Le tarif mensuel du VPS ne représente qu'une partie de la facture. Voici d'autres postes à prendre en compte dans ton budget :

  • Sauvegardes : l'offre Premier Care pour VPS d'InMotion comprend 300 Go d'espace de stockage pour les sauvegardes, ce qui couvre la plupart des charges de travail en conteneurs. Pense à sauvegarder les volumes, et pas seulement le système de fichiers de l'hôte.
  • Dépassement de la bande passante : la plupart des déploiements de conteneurs génèrent peu de trafic sortant, mais les pipelines d'intégration continue (CI) contenant beaucoup d'images ou les serveurs multimédia peuvent atteindre les limites.
  • Stockage des registres d'images : l'offre gratuitede Docker Hub limite la fréquence des téléchargements. Un compte d'équipe ou un registre auto-hébergé directement sur le VPS permet d'éviter ça.
  • Surveillance : les outils gratuits (Prometheus, Grafana, Uptime Kuma) fonctionnent dans des conteneurs et ne coûtent rien, hormis l'espace mémoire qu'ils occupent.
  • Durée de la migration : le transfert d'un serveur virtuel (VPS) à un autre à l'aide de conteneurs est plus rapide qu'avec un hébergement classique, mais il faut tenir compte du temps de propagation du DNS et du renouvellement du certificat SSL.

C'est là que les coûts ont tendance à grimper. La densité de conteneurs semble économique jusqu'à ce que tu te retrouves à court de RAM à 2 heures du matin et que tu doives augmenter la capacité immédiatement.

Erreurs courantes lors du déploiement de Docker sur un VPS

Les schémas qui posent problème en production :

  • Tout exécuter en tant que root à l'intérieur du conteneur : les conteneurs doivent réduire leurs privilèges à l'aide de la directive USER dans le Dockerfile
  • Stockage des données à l'intérieur du conteneur : utilise des volumes nommés ou des montages liés pour que les données soient conservées lors des redémarrages du conteneur et des mises à jour de l'image
  • Pas de limites de ressources : sans les options –memory et –cpus (ou leurs équivalents dans Compose), un conteneur qui part en vrille peut priver de ressources tous les autres
  • Ignorer la taille de l'image : une image Node de 2 Go prend du temps à se reconstruire et use le disque. Les constructions en plusieurs étapes et les images de base allégées permettent de maîtriser ce problème.
  • Ignorer la rotation des journaux : le pilote de journaux JSON par défaut de Docker crée des fichiers de taille illimitée. Configure les paramètres `max-size` et `max-file` ou transfère les journaux vers un autre emplacement.
  • Conflit entre pare-feu : Docker génère des règles iptables que ufw et firewalld peuvent remplacer. Choisis une approche et tiens-t'en à celle-là.

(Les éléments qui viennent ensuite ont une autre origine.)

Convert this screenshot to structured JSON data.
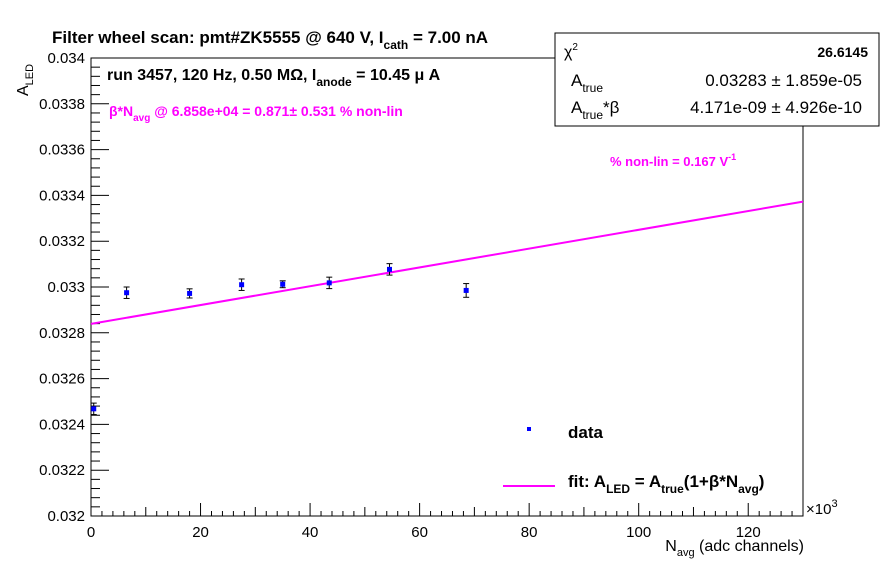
{
  "chart_data": {
    "type": "scatter",
    "title": {
      "pre": "Filter wheel scan: pmt#ZK5555 @   640 V, I",
      "sub": "cath",
      "post": " = 7.00 nA"
    },
    "run_info": {
      "pre": "run 3457, 120 Hz, 0.50 MΩ, I",
      "sub": "anode",
      "post": " = 10.45 μ A"
    },
    "beta_text": {
      "pre": "β*N",
      "sub": "avg",
      "post": " @ 6.858e+04 = 0.871± 0.531 % non-lin"
    },
    "nonlin_text": {
      "pre": "% non-lin = 0.167 V",
      "sup": "-1"
    },
    "stats_box": {
      "chi2_label": "χ",
      "chi2_sup": "2",
      "chi2_value": "26.6145",
      "a_true_label": "A",
      "a_true_sub": "true",
      "a_true_value": "0.03283 ± 1.859e-05",
      "a_beta_label": "A",
      "a_beta_sub": "true",
      "a_beta_post": "*β",
      "a_beta_value": "4.171e-09 ± 4.926e-10"
    },
    "xlabel": {
      "pre": "N",
      "sub": "avg",
      "post": " (adc channels)"
    },
    "ylabel": {
      "pre": "A",
      "sub": "LED"
    },
    "x_multiplier": "×10",
    "x_multiplier_sup": "3",
    "xlim": [
      0,
      130
    ],
    "ylim": [
      0.032,
      0.034
    ],
    "x_ticks": [
      "0",
      "20",
      "40",
      "60",
      "80",
      "100",
      "120"
    ],
    "y_ticks": [
      "0.032",
      "0.0322",
      "0.0324",
      "0.0326",
      "0.0328",
      "0.033",
      "0.0332",
      "0.0334",
      "0.0336",
      "0.0338",
      "0.034"
    ],
    "series": [
      {
        "name": "data",
        "color": "#0000ff",
        "points": [
          {
            "x": 0.5,
            "y": 0.032468,
            "err": 2.5e-05
          },
          {
            "x": 6.5,
            "y": 0.032975,
            "err": 2.5e-05
          },
          {
            "x": 18.0,
            "y": 0.032972,
            "err": 2e-05
          },
          {
            "x": 27.5,
            "y": 0.03301,
            "err": 2.5e-05
          },
          {
            "x": 35.0,
            "y": 0.033012,
            "err": 1.5e-05
          },
          {
            "x": 43.5,
            "y": 0.033018,
            "err": 2.5e-05
          },
          {
            "x": 54.5,
            "y": 0.033077,
            "err": 2.5e-05
          },
          {
            "x": 68.5,
            "y": 0.032985,
            "err": 3e-05
          }
        ]
      },
      {
        "name": "fit",
        "legend_label": {
          "pre": "fit: A",
          "sub1": "LED",
          "mid": " = A",
          "sub2": "true",
          "mid2": "(1+β*N",
          "sub3": "avg",
          "post": ")"
        },
        "color": "#ff00ff",
        "line": {
          "x": [
            0,
            130
          ],
          "y": [
            0.032839,
            0.033373
          ]
        }
      }
    ],
    "legend": {
      "data_label": "data",
      "placement": "bottom-right"
    }
  }
}
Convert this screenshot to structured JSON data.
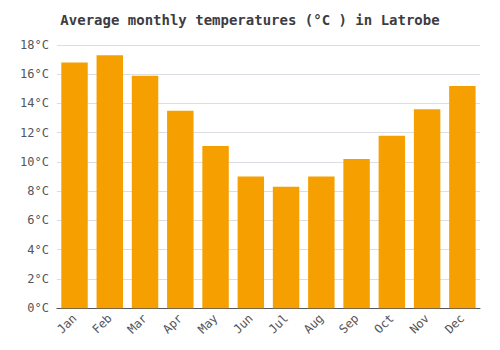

La plupart de ces problèmes peuvent être résolus en cinq minutes dès lors que tu sais où chercher.

Quand passer à autre chose qu'un VPS

Un seul VPS cloud peut gérer un volume impressionnant de charges de travail en conteneurs. Voici les signes qui indiquent qu'il est temps d'évoluer en profondeur ou en largeur :

  • Utilisation du processeur supérieure à 75 % dans plusieurs conteneurs
  • La mémoire est à la limite ou presque, sans marge pour les pics
  • Le temps d'attente des E/S disque dépasse les 10 % dans iostat
  • Boucles de redémarrage des conteneurs provoquées par l'épuisement des ressources
  • Exigences de conformité nécessitant du matériel dédié
  • Déploiements multirégionaux où la latence vers un seul centre de données est importante

Quand tu atteins ces seuils, la marche à suivre consiste généralement à passer d'abord à un VPS plus puissant, puis à un serveur dédié avec plus de cœurs et de RAM, pour aboutir finalement à une configuration multi-serveurs avec un véritable outil d'orchestration comme Kubernetes ou Docker Swarm. La plupart des équipes n'ont pas besoin d'orchestration tant qu'elles n'exploitent pas plusieurs machines physiques.